Belfagor arcidiavolo ("Belfagor the archdaemon") is a novella by Niccolò Machiavelli, written between 1518 and 1527, and first published with his collected works in 1549. The novella is also known as La favola di Belfagor Arcidiavolo ("The fable of Belfagor the archdaemon") and Il demonio che prese moglie ("The demon who took a wife"). Machiavelli's tale appeared in an abbreviated version published by Giovanni Brevio in 1545. Giovanni Francesco Straparola included his own version as the fourth story of the second night in his Le piacevoli notti (1557).

The "devil takes a wife" story influenced several English works: a version of it occurs in the conclusion of Rich His Farewell to Military Profession (1581) by Barnabe Rich. The popular play Grim the Collier of Croydon (published 1662) shows Machiavelli's influence. An English translation of Machiavelli's work was published in London in 1647 as The Devil a Married Man: or The Devil Hath Met with His Match. This was adapted into a play called The Devil and the Parliament (1648), later followed by Belphegor, or The Marriage of the Devil (1691) by John Wilson. William Makepeace Thackeray produced his own version of the tale in the nineteenth century.

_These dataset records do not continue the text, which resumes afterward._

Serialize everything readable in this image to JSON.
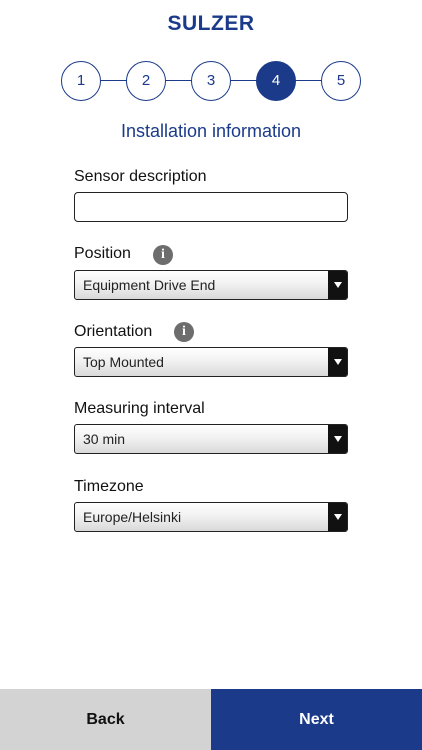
{
  "brand": {
    "logo_text": "SULZER"
  },
  "stepper": {
    "steps": [
      "1",
      "2",
      "3",
      "4",
      "5"
    ],
    "current_step": "4"
  },
  "section_title": "Installation information",
  "fields": {
    "sensor_description": {
      "label": "Sensor description",
      "value": ""
    },
    "position": {
      "label": "Position",
      "value": "Equipment Drive End",
      "icon": "info-icon"
    },
    "orientation": {
      "label": "Orientation",
      "value": "Top Mounted",
      "icon": "info-icon"
    },
    "measuring_interval": {
      "label": "Measuring interval",
      "value": "30 min"
    },
    "timezone": {
      "label": "Timezone",
      "value": "Europe/Helsinki"
    }
  },
  "footer": {
    "back_label": "Back",
    "next_label": "Next"
  },
  "colors": {
    "brand_blue": "#1b3a8a",
    "back_gray": "#d3d3d3",
    "info_gray": "#6d6d6d"
  }
}
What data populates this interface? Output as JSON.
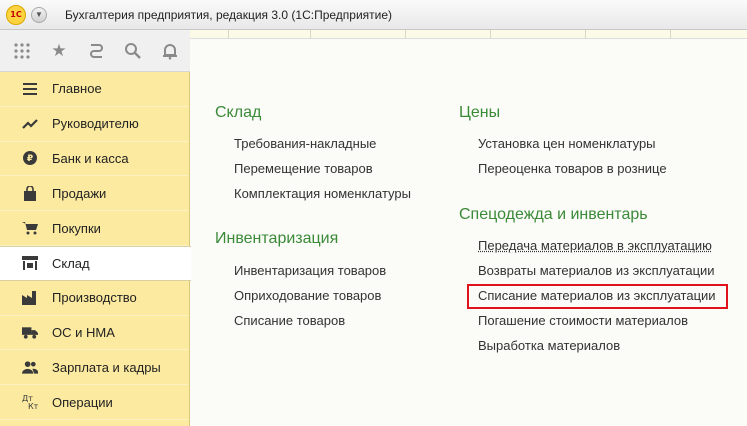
{
  "window": {
    "logo_text": "1С",
    "title": "Бухгалтерия предприятия, редакция 3.0  (1С:Предприятие)"
  },
  "toolbar": {
    "icons": [
      "apps-grid-icon",
      "star-icon",
      "history-icon",
      "search-icon",
      "bell-icon"
    ]
  },
  "sidebar": {
    "items": [
      {
        "label": "Главное",
        "icon": "menu-lines-icon"
      },
      {
        "label": "Руководителю",
        "icon": "trend-icon"
      },
      {
        "label": "Банк и касса",
        "icon": "ruble-coin-icon"
      },
      {
        "label": "Продажи",
        "icon": "shopping-bag-icon"
      },
      {
        "label": "Покупки",
        "icon": "cart-icon"
      },
      {
        "label": "Склад",
        "icon": "warehouse-icon",
        "active": true
      },
      {
        "label": "Производство",
        "icon": "factory-icon"
      },
      {
        "label": "ОС и НМА",
        "icon": "truck-icon"
      },
      {
        "label": "Зарплата и кадры",
        "icon": "people-icon"
      },
      {
        "label": "Операции",
        "icon": "debit-credit-icon"
      }
    ]
  },
  "content": {
    "sklad": {
      "title": "Склад",
      "links": [
        "Требования-накладные",
        "Перемещение товаров",
        "Комплектация номенклатуры"
      ]
    },
    "inventarizaciya": {
      "title": "Инвентаризация",
      "links": [
        "Инвентаризация товаров",
        "Оприходование товаров",
        "Списание товаров"
      ]
    },
    "ceny": {
      "title": "Цены",
      "links": [
        "Установка цен номенклатуры",
        "Переоценка товаров в рознице"
      ]
    },
    "specodezhda": {
      "title": "Спецодежда и инвентарь",
      "links": [
        "Передача материалов в эксплуатацию",
        "Возвраты материалов из эксплуатации",
        "Списание материалов из эксплуатации",
        "Погашение стоимости материалов",
        "Выработка материалов"
      ]
    }
  },
  "colors": {
    "sidebar_bg": "#fbeaa0",
    "group_title": "#3a8a38",
    "highlight": "#e0131c"
  }
}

The tale was adapted for the 1923 opera Belfagor by Ottorino Respighi. The Belfagor fable was the basis of a poem by Luigi Pirandello. The Romanian writer and satirist Ion Luca Caragiale wrote a version of the story: in Kir Ianulea, the demon takes the human form of a Greek merchant who arrives in Bucharest. The plot retains similarities with the original, with the author even mentioning Machiavelli's story.

Synopsis

The story derives from Medieval Slavic folklore (and gave birth to a German and North-European version featuring a Friar Rush). In Machiavelli's account, Pluto notes that crowds of male souls arrive in Hell blaming their wives for their misery. He summons a parliament, which decides to send the former-archangel-now-archdevil Belfagor to the Earth to investigate.

Belfagor assumes a human form as one Roderigo of Castile, and comes to Florence with a hundred thousand ducats; he marries a woman named Onesta Donati. Soon, her vanity and wasteful spending, combined with the demands of her relatives, reduce him to poverty and debt. He flees imprisonment, pursued by creditors and magistrates; rescued by the peasant Gianmatteo, Belfagor grants his rescuer the power to drive devils out of possessed women – which eventually causes major problems for the peasant himself. In the end, Belfagor gratefully returns to Hell, denouncing the institution of marriage.

References

  • Hoenselaars, A. J. "The Politics of Prose and Drama: The Case of Machiavelli's Belfagor." In: The Italian World of English Renaissance Drama: Cultural Exchange and Intertextuality. Edited by Michele Marrapodi; Newark, DE, University of Delaware Press, 1998.
  • Qvortrup, Mads 'Belfagor', Copenhagen, Informations Forlag, with notes and introduction
  • Scott, Mary Augusta. Elizabethan Translations from the Italian. Baltimore, Modern Language Association of America, 1895; reprinted New York, Burt Franklin, 1969.
  • Spiering, Menno, and Joep Leerssen, eds. Machiavelli: Figure-Reputation. Yearbook of European Studies, Vol. 8; Amsterdam and Atlanta, Rodopi, 1996.
  • Villari, Pasquale. Niccolò Machiavelli and His Times. Translated by Linda White Mazini Villari; London, Kegan, Paul, Trench & Co., 1883.